We’ve received another incredible photo from the camera onboard our Mission 1 lander!
Seen here is the lunar Earthrise during solar eclipse, captured by the lander-mounted camera at an altitude of about 100 km from the lunar surface. (1/2) pic.twitter.com/pNSI4lPnux
—ispace (@ispace_inc) April 24, 2023
The lunar exploration company had prepared for any setback. “Recognizing the possibility of an anomaly during the mission, the results will be weighed and evaluated against the criteria and incorporated into future missions already under development between now and 2025,” the company wrote in a statement. publication of December 11.
In case of success, the 10-kilogram Rashid rover was expected to exit the lander and spend “most of 14 lunar days exploring Atlas crater, northeast of the Moon.” according to the European Space Agencywho helped design the rover’s wheels.

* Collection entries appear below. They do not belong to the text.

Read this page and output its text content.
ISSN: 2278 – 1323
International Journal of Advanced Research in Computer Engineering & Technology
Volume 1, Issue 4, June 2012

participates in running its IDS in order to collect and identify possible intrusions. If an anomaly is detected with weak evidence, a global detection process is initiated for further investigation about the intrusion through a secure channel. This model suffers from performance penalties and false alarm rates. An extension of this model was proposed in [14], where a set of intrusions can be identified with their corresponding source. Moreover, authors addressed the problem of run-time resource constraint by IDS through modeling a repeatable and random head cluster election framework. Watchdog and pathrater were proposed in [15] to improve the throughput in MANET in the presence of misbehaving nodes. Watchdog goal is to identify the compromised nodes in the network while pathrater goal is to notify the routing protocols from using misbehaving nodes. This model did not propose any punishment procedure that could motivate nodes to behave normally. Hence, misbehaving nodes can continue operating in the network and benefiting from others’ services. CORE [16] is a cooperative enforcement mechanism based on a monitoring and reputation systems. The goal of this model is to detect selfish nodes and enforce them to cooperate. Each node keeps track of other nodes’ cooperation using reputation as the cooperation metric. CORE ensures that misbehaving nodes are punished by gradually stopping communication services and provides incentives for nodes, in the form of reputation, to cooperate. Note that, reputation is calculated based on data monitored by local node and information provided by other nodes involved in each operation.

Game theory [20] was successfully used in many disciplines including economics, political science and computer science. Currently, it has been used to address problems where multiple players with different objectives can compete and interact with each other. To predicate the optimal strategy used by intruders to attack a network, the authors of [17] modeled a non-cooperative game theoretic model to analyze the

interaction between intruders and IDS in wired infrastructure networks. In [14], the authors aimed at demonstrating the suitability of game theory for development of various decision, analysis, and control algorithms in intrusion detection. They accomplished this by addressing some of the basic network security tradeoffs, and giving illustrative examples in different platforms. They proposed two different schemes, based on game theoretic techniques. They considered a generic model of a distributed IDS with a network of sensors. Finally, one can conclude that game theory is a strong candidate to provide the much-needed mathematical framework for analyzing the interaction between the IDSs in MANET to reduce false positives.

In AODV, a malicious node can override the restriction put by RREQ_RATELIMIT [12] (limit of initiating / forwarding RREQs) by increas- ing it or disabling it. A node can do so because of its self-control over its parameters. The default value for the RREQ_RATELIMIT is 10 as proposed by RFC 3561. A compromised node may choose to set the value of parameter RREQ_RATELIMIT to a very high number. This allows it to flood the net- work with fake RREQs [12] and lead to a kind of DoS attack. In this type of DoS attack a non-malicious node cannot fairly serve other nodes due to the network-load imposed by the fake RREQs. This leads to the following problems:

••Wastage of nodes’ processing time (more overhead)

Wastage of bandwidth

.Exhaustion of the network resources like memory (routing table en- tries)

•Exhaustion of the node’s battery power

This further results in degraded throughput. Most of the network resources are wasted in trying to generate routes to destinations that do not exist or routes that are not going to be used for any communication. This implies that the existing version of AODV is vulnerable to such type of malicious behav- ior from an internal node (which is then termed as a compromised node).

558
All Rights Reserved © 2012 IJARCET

The “Rashid rover is equipped with a high-resolution camera on its front mast and another mounted on its rear, as well as a microscope camera and a thermal imaging camera,” the ESA said. “It also carries a ‘Langmuir probe’ to sample the plasma environment that prevails just above the lunar surface.”
The context
Japanese company Ispace is one of several companies competing in the Google Lunar XPrize, which offered a $20 million reward to the company that could put a robotic rover on the moon, travel a couple of thousand meters, and transmit data back to Earth.
The Google-sponsored contest was scrapped in 2018, but Ispace was among the companies that chose to continue pursuing the mission.
Israel-based company SpaceIL was the first XPrize contestant to attempt to put its lander on the Moon after the program ended. Its Beresheet spacecraft crashed in 2019 after ground crews lost contact with the lander as it neared the surface.
That same year, the Indian Organization for Space and Research lost contact with a lunar lander shortly before it landed on the Moon. Communication with the spacecraft was never recovered, and images from NASA’s Lunar Reconnaissance Orbiter later revealed the crash site and the mission’s final resting place.
A mission to collect lunar soil samples on behalf of NASA is part of Ispace’s future plans: its Artemis program envisions the use of commercial lunar landers to explore the lunar surface.